Doctoral defence in Biology - Agnes-Katharina Kreiling
Ph.D. student: Agnes-Katharina Kreiling
Dissertation title: Invertebrate diversity in Icelandic freshwater springs
Opponents: Dr. Stefanie von Fumetti, Research Associate at the University of Basel, Switzerland.
Dr. Benjamin Price, Senior Curator in Entomology, Natural History Museum, London, UK.
Department coordinator: Dr. Snæbjörn Pálsson, Professor at the Faculty of Life and Environmental Sciences, University of Iceland
Advisor: Dr. Bjarni K. Kristjánsson, Professor at Hólar University
Dr. Jón S. Ólafsson, Limnologist at the Marine and Freshwater Research Institute
Dr. Eoin J. O’Gorman, Lecturer at the University of Essex, UK
Dr. Árni Einarsson, Director of the Mývatn Research Station
Chair of Ceremony: Dr. Anna Dóra Sæþórsdóttir, Professor and the Head of the Faculty of Life and Environmental Sciences, University of Iceland
Freshwater springs are thermally stable environments which are largely unaffected by changes in air temperature. They could thus have the potential to buffer rising temperatures and serve as small-scale refugia for aquatic invertebrates in a warming world.
To better understand what environmental variables drive invertebrate diversity and community composition on springs in Iceland, an extensive field survey was conducted.

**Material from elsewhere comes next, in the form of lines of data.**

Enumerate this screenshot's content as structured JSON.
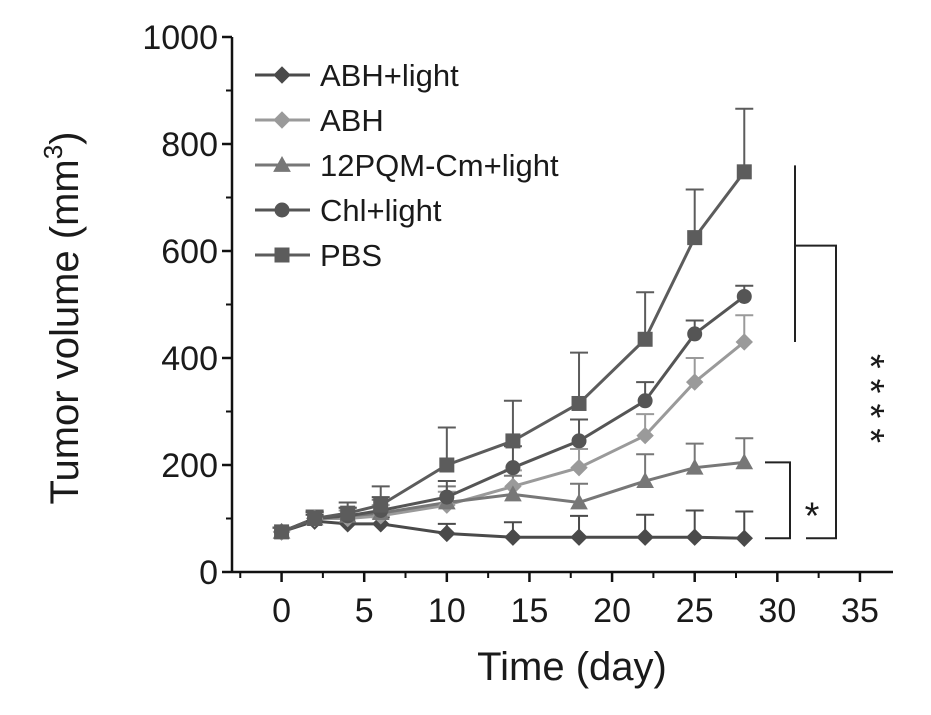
{
  "chart_data": {
    "type": "line",
    "title": "",
    "xlabel": "Time (day)",
    "ylabel_main": "Tumor volume (mm",
    "ylabel_sup": "3",
    "ylabel_close": ")",
    "xlim": [
      -3,
      37
    ],
    "ylim": [
      0,
      1000
    ],
    "xticks": [
      0,
      5,
      10,
      15,
      20,
      25,
      30,
      35
    ],
    "yticks": [
      0,
      200,
      400,
      600,
      800,
      1000
    ],
    "legend_position": "top-left",
    "series": [
      {
        "name": "ABH+light",
        "color": "#4a4a4a",
        "marker": "diamond",
        "x": [
          0,
          2,
          4,
          6,
          10,
          14,
          18,
          22,
          25,
          28
        ],
        "y": [
          75,
          95,
          90,
          90,
          72,
          65,
          65,
          65,
          65,
          63
        ],
        "err": [
          8,
          12,
          12,
          12,
          18,
          28,
          40,
          42,
          50,
          50
        ]
      },
      {
        "name": "ABH",
        "color": "#9a9a9a",
        "marker": "diamond",
        "x": [
          0,
          2,
          4,
          6,
          10,
          14,
          18,
          22,
          25,
          28
        ],
        "y": [
          75,
          100,
          100,
          105,
          125,
          160,
          195,
          255,
          355,
          430
        ],
        "err": [
          8,
          12,
          15,
          20,
          25,
          30,
          35,
          40,
          45,
          50
        ]
      },
      {
        "name": "12PQM-Cm+light",
        "color": "#777777",
        "marker": "triangle",
        "x": [
          0,
          2,
          4,
          6,
          10,
          14,
          18,
          22,
          25,
          28
        ],
        "y": [
          75,
          100,
          105,
          110,
          130,
          145,
          130,
          170,
          195,
          205
        ],
        "err": [
          8,
          12,
          15,
          25,
          30,
          35,
          35,
          50,
          45,
          45
        ]
      },
      {
        "name": "Chl+light",
        "color": "#555555",
        "marker": "circle",
        "x": [
          0,
          2,
          4,
          6,
          10,
          14,
          18,
          22,
          25,
          28
        ],
        "y": [
          75,
          100,
          105,
          115,
          140,
          195,
          245,
          320,
          445,
          515
        ],
        "err": [
          8,
          12,
          15,
          25,
          30,
          40,
          40,
          35,
          25,
          20
        ]
      },
      {
        "name": "PBS",
        "color": "#5c5c5c",
        "marker": "square",
        "x": [
          0,
          2,
          4,
          6,
          10,
          14,
          18,
          22,
          25,
          28
        ],
        "y": [
          75,
          100,
          110,
          125,
          200,
          245,
          315,
          435,
          625,
          748
        ],
        "err": [
          8,
          15,
          20,
          35,
          70,
          75,
          95,
          88,
          90,
          118
        ]
      }
    ],
    "annotations": [
      {
        "label": "*",
        "between": [
          "ABH+light",
          "12PQM-Cm+light"
        ]
      },
      {
        "label": "****",
        "between": [
          "ABH+light",
          "PBS"
        ]
      }
    ]
  }
}
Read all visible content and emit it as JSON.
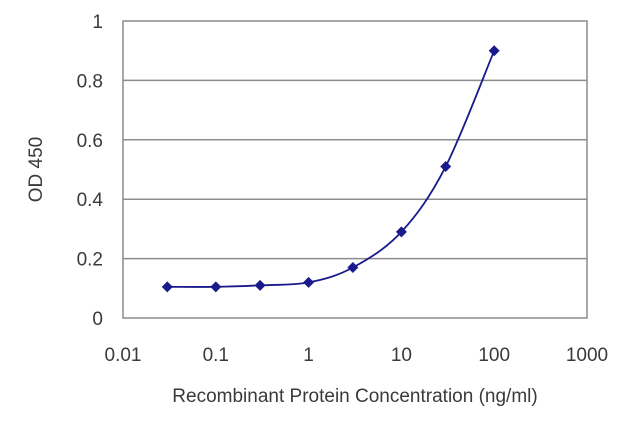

Due to rifts in the tectonic plates, large parts of Iceland are of volcanic origin and geothermally active. Thus, a high number of freshwater springs can be found along the edges of the porous lava fields, ranging in temperature from 2°C to boiling hot. Springs also differ in other characteristics, e.g. altitude, spring type, substrate and vegetation density.
An invertebrate community of 49 springs were studied on a spatial scale and one of them followed throughout a year to analyse temporal variability.
The most abundant invertebrate groups in Icelandic springs were Chironomidae (Diptera), followed by Ostracoda and Copepoda. One of the main drivers of community composition was temperature, resulting in a distinct species group characteristic for hot springs. Additionally, spring type and geographical position influenced communities. Community composition also differed on a temporal scale within the same spring, with distinctions between summer and winter community. This seasonality in the invertebrate community was unaffected by temperature changes but had implications on the apex predator in the system, Arctic charr.
The results of this thesis give some insight into Icelandic spring ecosystems and will contribute to conservation of these unique habitats.
About the doctoral candidate:
Agnes-Katharina Kreiling got a Diploma degree in Biology from the University of Freiburg, Germany in 2013. She is currently working at the Marine and Freshwater Research Institute in Iceland and lives in Kópavogur. She is married to Leivur Janus Hansen.